Distance Learning: Meaning and its Characteristics

Distance Education

Distance education is traditionally defined as, any educational or learning procedure in which the guide and the student are separated geographically. There is no interaction between students.

Distance education also known as distance learning or distributed learning, or remote education, has now existed for ages. It involves acquiring information from methods other then the traditional way of gaining knowledge-attending institutions. Some recent definitions have focused on it as a new development, involving advanced technology.

Present-day distance learning is influenced a lot by computer and electronics technology. The technology has now made it possible for the guide and student to connect almost immediately. Study resources can be delivered instantly through computers, satellites, internet, cable television, interactive video etc.

Correspondence education, the initial form of distance education, developed in the mid-nineteenth century in Europe and then spread to the United States and so on.

Initially distance education used the finest tech logy available at that time, the postal system, to open educational prospects to people who wanted to study but were not able to attend traditional schools. People who gained most from correspondence education were women, professional people, physical disabled, and individuals who lived in areas where schools didn’t exist.

Isaac Pitman, a British is attributed to pioneering the concept of “distance education”. He started by teaching shorthand via correspondence in 1840. Students were asked to copy passages from Bible and send them for grading via the new penny post system.

In, American the distance education began in 1874 at Illinois Wesleyan University where bachelor and graduate degrees could be obtained without being actually present in the classes. The Chautauqua movement in the year 1882 gave the much required thrust to correspondence education.

Correspondence education became quite famous by 1900 and problems of excellence and fair practice came with the popularity. The National Home Study Council (NHSC) was formed in 1926 in part to deal with such issues.

Distance education went through a major change after the invention of radio in the 1920s and the arrival of television in the 1940s. Distance education is increasingly using combinations of different technologies to improve communication between teachers and students. In 1900, after the arrival of computer, distance education took a big leap. Now the teachers and students can converse sitting face-to-face.

Students from business and university level have used the conferencing technique known as one-way video/two-way audio where pictures from television are transmitted to particular sites, people can reply to the newscaster via telephone. Television pictures can also be broadcast in two directions at the same time through telephone lines, so that teachers and students at one place can see and hear teachers and students in other places.

Characteristics of Distance Learning

Desmond Keegan defines Distance Education through the following characteristics:

  1. Quasi permanent separation of teacher and learner throughout the learning process
  2. Influence of an educational organization in preparing the learning materials and providing support service to the learners.
  3. Use of technical media to unite the teacher and the learner and carry the content of the course.
  4. The provision of two way communication between the learner and the teacher to facilitate the process of dialogue.
  5. The quasi permanent absence of learner so that people are taught as individuals rather than group with occasional meetings for socialization and didactic purposes.

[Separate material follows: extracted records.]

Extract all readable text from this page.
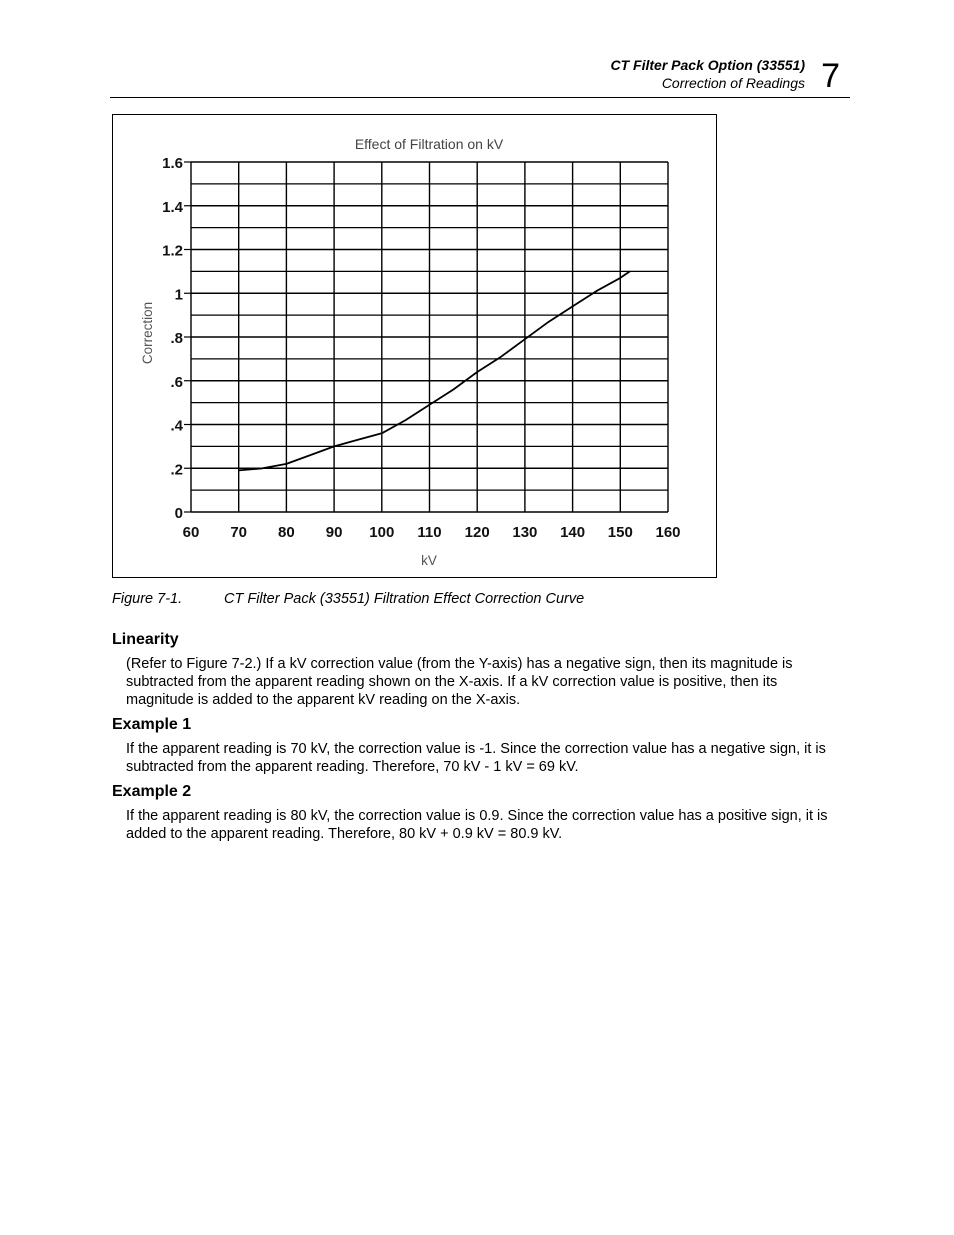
CT Filter Pack Option (33551)
Correction of Readings 7
Effect of Filtration on kV
Correction
kV
0
.2
.4
.6
.8
1
1.2
1.4
1.6
60 70 80 90 100 110 120 130 140 150 160
Figure 7-1.	CT Filter Pack (33551) Filtration Effect Correction Curve
Linearity
(Refer to Figure 7-2.) If a kV correction value (from the Y-axis) has a negative sign, then its magnitude is subtracted from the apparent reading shown on the X-axis. If a kV correction value is positive, then its magnitude is added to the apparent kV reading on the X-axis.
Example 1
If the apparent reading is 70 kV, the correction value is -1. Since the correction value has a negative sign, it is subtracted from the apparent reading. Therefore, 70 kV - 1 kV = 69 kV.
Example 2
If the apparent reading is 80 kV, the correction value is 0.9. Since the correction value has a positive sign, it is added to the apparent reading. Therefore, 80 kV + 0.9 kV = 80.9 kV.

According to Borje Holmberg, Distance Education covers the various forms of study at all levels, which are not under the continuous, immediate supervision of tutors present with their students in the lecture room  or in the same premises, but which, nevertheless, benefit from the planning, guidance and tuition of a tutorial organization”.

In the words of Perry and Rumble (1987), Distance Education is a system wherein “the learner and the teacher are not face-to-face. In order for two-way communication to take place between them, a medium such as print, radio, or the telephone has to be used”.